His reproaches had a ring of righteous indignation, only tempered by politeness and the fear of wounding the old man’s vanity. All this that his father had told him was not entirely unexpected. He had always known him to be a dreamer. But it struck him as something coarse, barbarous, atavistic. “Crosses! Blood for blood! Ivan and Peter!” How absurd it all was!
“You’re a poor stick of a Governor, even if they have given you an ‘Honourable Mention,’ ” thought he slowly, as he followed his father’s retreating figure with his handsome eyes. …
“Well, what is it, father—are you vexed with me?”
“No,” answered the Governor simply. “I am grateful for your sympathy, and you’ll do well to quiet your mother. As to myself I am perfectly convinced! I’ve explained my impressions to you now. This is my view of it, and yours is different. We shall see which is correct!—But now, be off to bed. It’s time you went to sleep.”
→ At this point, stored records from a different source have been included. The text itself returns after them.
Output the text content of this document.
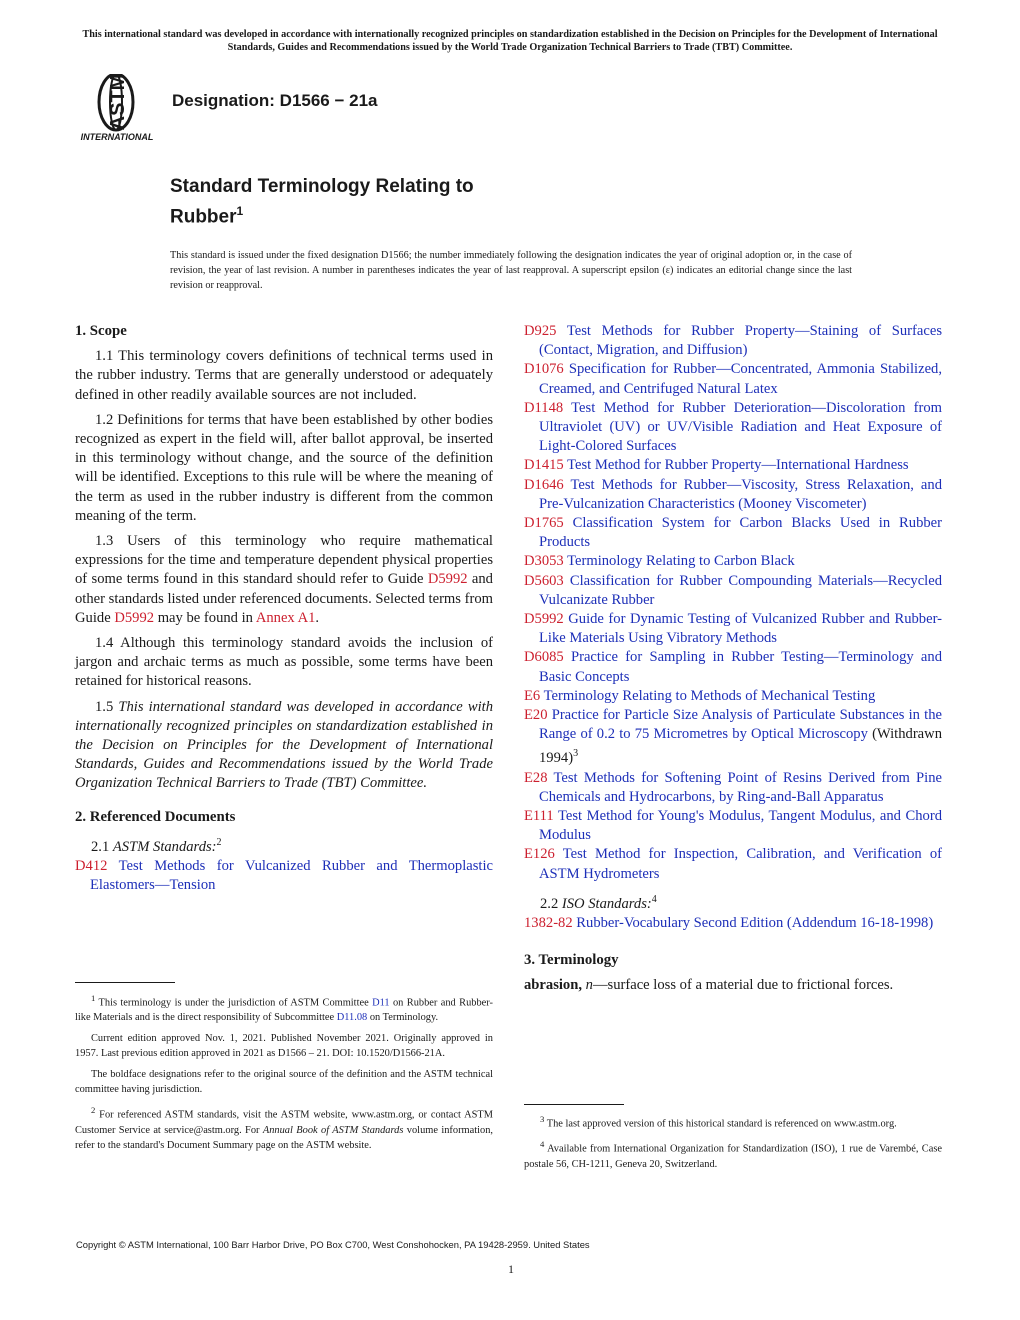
This international standard was developed in accordance with internationally recognized principles on standardization established in the Decision on Principles for the Development of International Standards, Guides and Recommendations issued by the World Trade Organization Technical Barriers to Trade (TBT) Committee.
ASTM
INTERNATIONAL
Designation: D1566 − 21a
Standard Terminology Relating to
Rubber$^1$
This standard is issued under the fixed designation D1566; the number immediately following the designation indicates the year of original adoption or, in the case of revision, the year of last revision. A number in parentheses indicates the year of last reapproval. A superscript epsilon (ε) indicates an editorial change since the last revision or reapproval.
1. Scope

1.1 This terminology covers definitions of technical terms used in the rubber industry. Terms that are generally understood or adequately defined in other readily available sources are not included.

1.2 Definitions for terms that have been established by other bodies recognized as expert in the field will, after ballot approval, be inserted in this terminology without change, and the source of the definition will be identified. Exceptions to this rule will be where the meaning of the term as used in the rubber industry is different from the common meaning of the term.

1.3 Users of this terminology who require mathematical expressions for the time and temperature dependent physical properties of some terms found in this standard should refer to Guide D5992 and other standards listed under referenced documents. Selected terms from Guide D5992 may be found in Annex A1.

1.4 Although this terminology standard avoids the inclusion of jargon and archaic terms as much as possible, some terms have been retained for historical reasons.

1.5 This international standard was developed in accordance with internationally recognized principles on standardization established in the Decision on Principles for the Development of International Standards, Guides and Recommendations issued by the World Trade Organization Technical Barriers to Trade (TBT) Committee.

2. Referenced Documents
2.1 ASTM Standards:$^2$
D412 Test Methods for Vulcanized Rubber and Thermoplastic Elastomers—Tension

$^1$ This terminology is under the jurisdiction of ASTM Committee D11 on Rubber and Rubber-like Materials and is the direct responsibility of Subcommittee D11.08 on Terminology.

Current edition approved Nov. 1, 2021. Published November 2021. Originally approved in 1957. Last previous edition approved in 2021 as D1566 – 21. DOI: 10.1520/D1566-21A.

The boldface designations refer to the original source of the definition and the ASTM technical committee having jurisdiction.

$^2$ For referenced ASTM standards, visit the ASTM website, www.astm.org, or contact ASTM Customer Service at service@astm.org. For Annual Book of ASTM Standards volume information, refer to the standard's Document Summary page on the ASTM website.

D925 Test Methods for Rubber Property—Staining of Surfaces (Contact, Migration, and Diffusion)
D1076 Specification for Rubber—Concentrated, Ammonia Stabilized, Creamed, and Centrifuged Natural Latex
D1148 Test Method for Rubber Deterioration—Discoloration from Ultraviolet (UV) or UV/Visible Radiation and Heat Exposure of Light-Colored Surfaces
D1415 Test Method for Rubber Property—International Hardness
D1646 Test Methods for Rubber—Viscosity, Stress Relaxation, and Pre-Vulcanization Characteristics (Mooney Viscometer)
D1765 Classification System for Carbon Blacks Used in Rubber Products
D3053 Terminology Relating to Carbon Black
D5603 Classification for Rubber Compounding Materials—Recycled Vulcanizate Rubber
D5992 Guide for Dynamic Testing of Vulcanized Rubber and Rubber-Like Materials Using Vibratory Methods
D6085 Practice for Sampling in Rubber Testing—Terminology and Basic Concepts
E6 Terminology Relating to Methods of Mechanical Testing
E20 Practice for Particle Size Analysis of Particulate Substances in the Range of 0.2 to 75 Micrometres by Optical Microscopy (Withdrawn 1994)$^3$
E28 Test Methods for Softening Point of Resins Derived from Pine Chemicals and Hydrocarbons, by Ring-and-Ball Apparatus
E111 Test Method for Young's Modulus, Tangent Modulus, and Chord Modulus
E126 Test Method for Inspection, Calibration, and Verification of ASTM Hydrometers
2.2 ISO Standards:$^4$
1382-82 Rubber-Vocabulary Second Edition (Addendum 16-18-1998)
3. Terminology

abrasion, n—surface loss of a material due to frictional forces.

$^3$ The last approved version of this historical standard is referenced on www.astm.org.

$^4$ Available from International Organization for Standardization (ISO), 1 rue de Varembé, Case postale 56, CH-1211, Geneva 20, Switzerland.

Copyright © ASTM International, 100 Barr Harbor Drive, PO Box C700, West Conshohocken, PA 19428-2959. United States
1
“I’m not tired yet. Shan’t we take a turn in the garden?”
“That suits me.”
They went out into the darkness and disappeared from each other’s view—only their voices and an occasional hasty touch disturbing their sense of a strange, all-embracing loneliness. The stars, on the other hand, were numberless, and sparkled in bright companionship, and when they reached the open, out from under the close-set trees, Alexey Petrovitch could distinguish at his side the tall, heavy silhouette of his father. The night, the air and the stars had called up a tenderer feeling for this dark shadowy presence, and he repeated his reassuring explanations.
“Yes, yes,” answered Peter Iljitch from time to time—though it was not quite clear whether he agreed or not.
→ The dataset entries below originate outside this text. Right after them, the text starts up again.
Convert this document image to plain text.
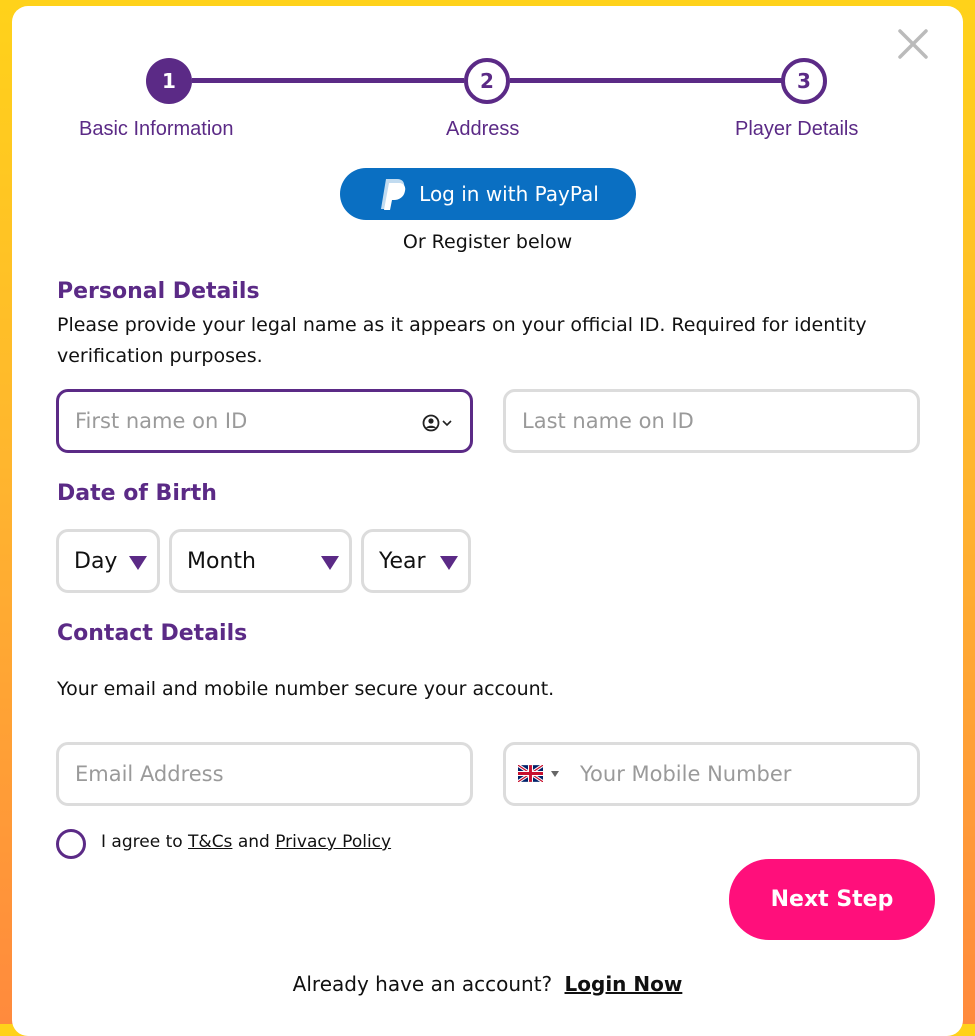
1	2	3
Basic Information	Address	Player Details
Log in with PayPal
Or Register below
Personal Details
Please provide your legal name as it appears on your official ID. Required for identity verification purposes.
First name on ID	Last name on ID
Date of Birth
Day	Month	Year
Contact Details
Your email and mobile number secure your account.
Email Address	Your Mobile Number
I agree to T&Cs and Privacy Policy
Next Step
Already have an account? Login Now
“But how dark it is!” said Alexey Petrovitch, and stood still. They had come to a shady walk where the darkness was complete. “You should have lanterns put here, father!”
“What for? Tell me.”
They both stood still, and now that the sound of their steps was hushed, the loneliness reigned unbroken—unbounded!
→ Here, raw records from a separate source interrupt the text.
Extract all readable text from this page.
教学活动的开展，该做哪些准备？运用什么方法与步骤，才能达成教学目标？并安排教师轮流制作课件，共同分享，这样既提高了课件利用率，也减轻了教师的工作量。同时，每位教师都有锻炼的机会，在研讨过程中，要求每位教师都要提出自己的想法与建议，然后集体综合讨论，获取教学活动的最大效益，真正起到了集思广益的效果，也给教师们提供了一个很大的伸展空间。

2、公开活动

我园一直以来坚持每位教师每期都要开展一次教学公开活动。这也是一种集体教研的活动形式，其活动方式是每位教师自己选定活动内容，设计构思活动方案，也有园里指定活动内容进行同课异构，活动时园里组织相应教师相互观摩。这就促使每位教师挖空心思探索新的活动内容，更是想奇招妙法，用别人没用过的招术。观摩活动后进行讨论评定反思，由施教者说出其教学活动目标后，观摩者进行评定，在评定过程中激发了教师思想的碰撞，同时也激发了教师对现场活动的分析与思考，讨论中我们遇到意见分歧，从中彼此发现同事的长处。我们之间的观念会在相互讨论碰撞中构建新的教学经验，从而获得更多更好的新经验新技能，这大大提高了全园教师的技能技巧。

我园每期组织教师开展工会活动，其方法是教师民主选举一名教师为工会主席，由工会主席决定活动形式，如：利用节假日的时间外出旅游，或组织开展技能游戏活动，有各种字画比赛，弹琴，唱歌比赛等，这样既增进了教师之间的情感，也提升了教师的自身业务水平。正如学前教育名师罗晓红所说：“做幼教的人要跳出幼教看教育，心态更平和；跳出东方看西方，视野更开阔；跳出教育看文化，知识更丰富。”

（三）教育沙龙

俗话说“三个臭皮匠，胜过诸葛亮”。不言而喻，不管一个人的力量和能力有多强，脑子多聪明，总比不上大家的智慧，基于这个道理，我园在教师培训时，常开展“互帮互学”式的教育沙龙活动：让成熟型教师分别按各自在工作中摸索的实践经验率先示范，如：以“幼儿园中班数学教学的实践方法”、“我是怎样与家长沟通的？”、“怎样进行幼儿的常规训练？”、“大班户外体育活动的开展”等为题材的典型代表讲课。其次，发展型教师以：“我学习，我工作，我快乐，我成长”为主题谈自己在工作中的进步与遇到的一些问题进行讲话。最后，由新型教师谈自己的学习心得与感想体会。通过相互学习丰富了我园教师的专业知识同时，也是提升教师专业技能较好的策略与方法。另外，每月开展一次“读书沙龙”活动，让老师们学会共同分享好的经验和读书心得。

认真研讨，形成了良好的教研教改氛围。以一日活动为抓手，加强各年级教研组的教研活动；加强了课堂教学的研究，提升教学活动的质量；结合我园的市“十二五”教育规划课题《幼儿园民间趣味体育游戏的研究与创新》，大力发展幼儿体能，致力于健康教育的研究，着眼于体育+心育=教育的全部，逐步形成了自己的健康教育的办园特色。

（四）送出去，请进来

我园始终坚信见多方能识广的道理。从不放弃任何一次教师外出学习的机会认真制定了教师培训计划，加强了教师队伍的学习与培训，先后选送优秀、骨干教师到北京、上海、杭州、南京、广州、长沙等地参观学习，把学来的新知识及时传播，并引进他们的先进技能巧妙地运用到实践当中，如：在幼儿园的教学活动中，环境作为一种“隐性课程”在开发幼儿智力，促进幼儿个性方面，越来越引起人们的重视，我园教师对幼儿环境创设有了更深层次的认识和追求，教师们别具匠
“Well, what is it?” asked Alexey Petrovitch impatiently.
“Does this darkness mean anything to you?”
“Dreaming again!” thought the lieutenant, and observed, with jaunty gaiety: “It means that you are not to wander about here alone! Anywhere in these woods they might have laid an ambush.”
“An ambush! Yes, that’s what the darkness tells me too. Imagine! Behind each one of these trees sits a man—an invisible man—watching! So many men—forty-seven—as many as we killed that day! And they sit there and hear what I say—and spy!”
The lieutenant had grown nervous. He searched the darkness round about and took a step forward. “How unnecessary to excite yourself so!” he exclaimed involuntarily.
“No—but wait a moment!” The son started as he felt a light touch of the hand. “Picture to yourself that everywhere—there in the town even, and wherever I go—they are lying in wait. If I walk—he walks too; and watches me! Or I get into the carriage, and a man passes and pulls off his cap—he is spying on me!”
The darkness grew sinister, and the invisible speaker’s voice sounded strange and distant.
“That will do, father, let’s go!” said the lieutenant, striding hastily off without waiting for his father.
“You see now, my dear boy!” came in Peter Iljitch’s deep voice, with a startling ring of mockery. “You wouldn’t believe me when I told you! There he sits in your own head!”
The lights in the house seem so far and dim that the lieutenant feels a mad impulse to run. If he might only reach them! … He almost doubts his own courage, and at the same time develops a feeling of respect for his father, who strides so calmly along through the darkness.
But fear and respect both vanish as soon as he enters the well-lighted rooms; and nothing remains but the impression of rage against his father, who will not listen to the voice of Reason, and refuses the Cossack guard with the stubbornness of senility!